En el salón, la pared que queda sobre el sofá suele ser el punto focal de la casa. La tendencia actual sugiere apostar por la contundencia visual. Una sola obra de gran formato, que ocupe aproximadamente dos tercios del ancho del sofá, aporta serenidad y sofisticación. Esta elección evita el ruido visual y permite que el ojo descanse en un solo punto de interés, convirtiendo la pieza en la protagonista absoluta del espacio.
El comedor, diálogo entre arte y mobiliario
La zona del comedor ofrece distintas posibilidades según su configuración:
-Muros libres: Si la mesa está contra una pared sin muebles de apoyo, una obra vertical de gran tamaño puede ayudar a zonificar el área de comedor respecto al resto del salón.

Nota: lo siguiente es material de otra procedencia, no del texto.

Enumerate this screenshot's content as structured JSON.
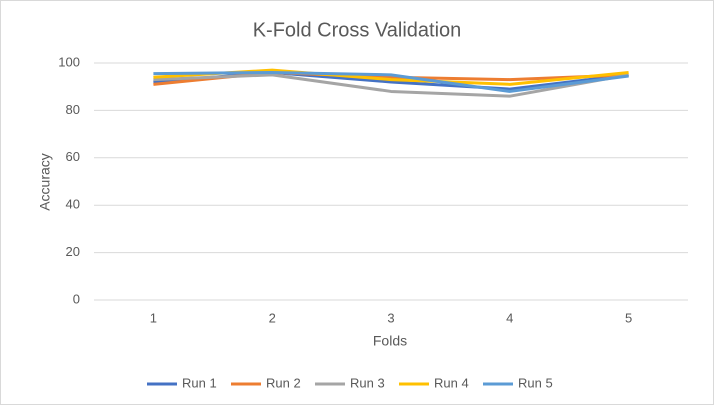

-Sobre el aparador: Aquí, el cuadro debe dialogar con el mueble. Es fundamental respetar las proporciones: la obra no debería ser más ancha que el aparador. Una apuesta infalible es utilizar una serie o colección (dípticos o trípticos) de un mismo autor. Esta coherencia cromática y temática genera una sensación de orden y armonía que refuerza el lenguaje decorativo del proyecto.

La revolución del baño

Una de las tendencias más audaces y refrescantes del último tiempo es llevar el arte al cuarto de baño. Rompiendo con la idea de que este es un espacio meramente funcional, los diseñadores están integrando fotografías e ilustraciones enmarcadas para elevar la categoría estética de este ambiente.
Colocar una pequeña obra sobre el inodoro o frente al espejo transforma el ritual de aseo en una experiencia más placentera. Eso sí, es vital asegurar que los marcos cierren de forma hermética para proteger el papel de la humedad ambiental.
Claves para no fallar en la instalación
Para que su composición luzca profesional, tené en cuenta estos consejos:
- La altura de los ojos: El centro de la obra (o del conjunto) debe situarse aproximadamente a 1,60 metros del suelo.
- Planificación previa: Antes de perforar, presentá los cuadros en el suelo frente a la pared para probar diferentes distancias y combinaciones.
- Iluminación: No subestimes el poder de un foco puntual. La luz dirigida no solo destaca la obra, sino que añade profundidad a toda la habitación.
Decorar con imágenes es, en definitiva, un acto de libertad. No existen reglas inamovibles, pero sí criterios de equilibrio que ayudan a que su personalidad brille en cada rincón del hogar.